Thanks mnel and Victor K. The natural follow-up is - shouldn't it be 2, i.e. is this a bug? I expected
dt[, blah, by = user]
to return identical result to
rbind(dt[user == 3, blah], dt[user == 4, blah])
Is that expectation incorrect?
The idiomatic data.table approach is to use .N
dt[ , .N, by = list(user, country)]
This will be far quicker and it will also retain country as the same class as in the original.
As mnel noted in comments, as.data.frame(table(...)) produces a data frame where the first variable is a factor. For user == 4, there is only one level in the factor, which is stored internally as 1.

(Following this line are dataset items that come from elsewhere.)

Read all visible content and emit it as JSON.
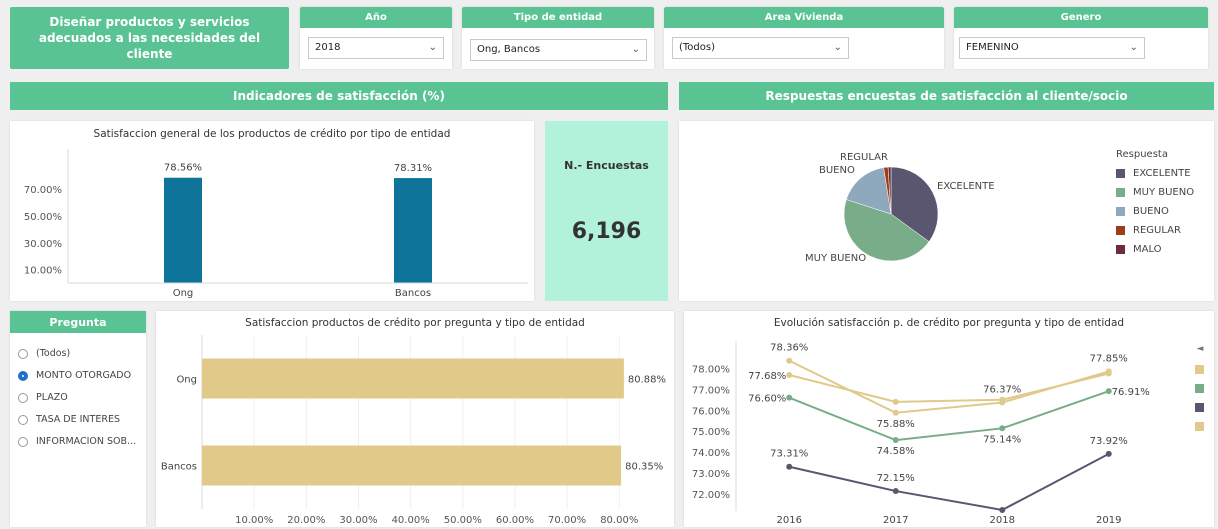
{
  "header": {
    "title": "Diseñar productos y servicios adecuados a las necesidades del cliente"
  },
  "filters": [
    {
      "label": "Año",
      "value": "2018"
    },
    {
      "label": "Tipo de entidad",
      "value": "Ong, Bancos"
    },
    {
      "label": "Area Vivienda",
      "value": "(Todos)"
    },
    {
      "label": "Genero",
      "value": "FEMENINO"
    }
  ],
  "sections": {
    "left": "Indicadores de satisfacción (%)",
    "right": "Respuestas encuestas de satisfacción al cliente/socio"
  },
  "kpi": {
    "label": "N.- Encuestas",
    "value": "6,196"
  },
  "pregunta": {
    "title": "Pregunta",
    "options": [
      {
        "label": "(Todos)",
        "selected": false
      },
      {
        "label": "MONTO OTORGADO",
        "selected": true
      },
      {
        "label": "PLAZO",
        "selected": false
      },
      {
        "label": "TASA DE INTERES",
        "selected": false
      },
      {
        "label": "INFORMACION SOB...",
        "selected": false
      }
    ]
  },
  "colors": {
    "accent": "#5ac394",
    "bar_blue": "#0e7499",
    "bar_tan": "#e1c98a",
    "kpi_bg": "#b3f2da"
  },
  "chart_data": [
    {
      "type": "bar",
      "title": "Satisfaccion  general de los productos de crédito por tipo de entidad",
      "categories": [
        "Ong",
        "Bancos"
      ],
      "values": [
        78.56,
        78.31
      ],
      "value_labels": [
        "78.56%",
        "78.31%"
      ],
      "y_ticks": [
        "10.00%",
        "30.00%",
        "50.00%",
        "70.00%"
      ],
      "ylim": [
        0,
        100
      ]
    },
    {
      "type": "pie",
      "legend_title": "Respuesta",
      "slices": [
        {
          "label": "EXCELENTE",
          "value": 35,
          "color": "#5b5670"
        },
        {
          "label": "MUY BUENO",
          "value": 45,
          "color": "#79ad8a"
        },
        {
          "label": "BUENO",
          "value": 17.5,
          "color": "#8ea9bd"
        },
        {
          "label": "REGULAR",
          "value": 1.5,
          "color": "#a03c16"
        },
        {
          "label": "MALO",
          "value": 1,
          "color": "#6e2b3a"
        }
      ],
      "legend": [
        "EXCELENTE",
        "MUY BUENO",
        "BUENO",
        "REGULAR",
        "MALO"
      ],
      "legend_placement": "right"
    },
    {
      "type": "bar",
      "orientation": "horizontal",
      "title": "Satisfaccion productos de crédito por pregunta y tipo de entidad",
      "categories": [
        "Ong",
        "Bancos"
      ],
      "values": [
        80.88,
        80.35
      ],
      "value_labels": [
        "80.88%",
        "80.35%"
      ],
      "x_ticks": [
        "10.00%",
        "20.00%",
        "30.00%",
        "40.00%",
        "50.00%",
        "60.00%",
        "70.00%",
        "80.00%"
      ],
      "xlim": [
        0,
        88
      ]
    },
    {
      "type": "line",
      "title": "Evolución satisfacción p. de crédito por pregunta y tipo de entidad",
      "x": [
        "2016",
        "2017",
        "2018",
        "2019"
      ],
      "y_ticks": [
        "72.00%",
        "73.00%",
        "74.00%",
        "75.00%",
        "76.00%",
        "77.00%",
        "78.00%"
      ],
      "ylim": [
        71.2,
        79.3
      ],
      "series": [
        {
          "color": "#e1c98a",
          "values": [
            78.36,
            75.88,
            76.37,
            77.85
          ],
          "labels": [
            "78.36%",
            "75.88%",
            "76.37%",
            "77.85%"
          ]
        },
        {
          "color": "#e1c98a",
          "values": [
            77.68,
            76.4,
            76.5,
            77.75
          ],
          "labels": [
            "77.68%",
            "",
            "",
            ""
          ]
        },
        {
          "color": "#79ad8a",
          "values": [
            76.6,
            74.58,
            75.14,
            76.91
          ],
          "labels": [
            "76.60%",
            "74.58%",
            "75.14%",
            "76.91%"
          ]
        },
        {
          "color": "#5b5670",
          "values": [
            73.31,
            72.15,
            71.25,
            73.92
          ],
          "labels": [
            "73.31%",
            "72.15%",
            "",
            "73.92%"
          ]
        }
      ],
      "legend_colors": [
        "#e1c98a",
        "#79ad8a",
        "#5b5670",
        "#e1c98a"
      ]
    }
  ]
}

What you want is factor levels, but what you get is how factors are stored internally (as integers, starting from 1). The following provides the expected result:
> dt[, lapply(as.data.frame(table(country)), as.character), by = user]
user country Freq
1: 3 1 4
2: 3 2 1
3: 4 2 5
Update. Regarding your second question: no, I think data.table behaviour is correct. Same thing happens in plain R when you join two factors with different levels:
> a <- factor(3:5)
> b <- factor(6:8)
> a
[1] 3 4 5
Levels: 3 4 5
> b
[1] 6 7 8
Levels: 6 7 8
> c(a,b)
[1] 1 2 3 1 2 3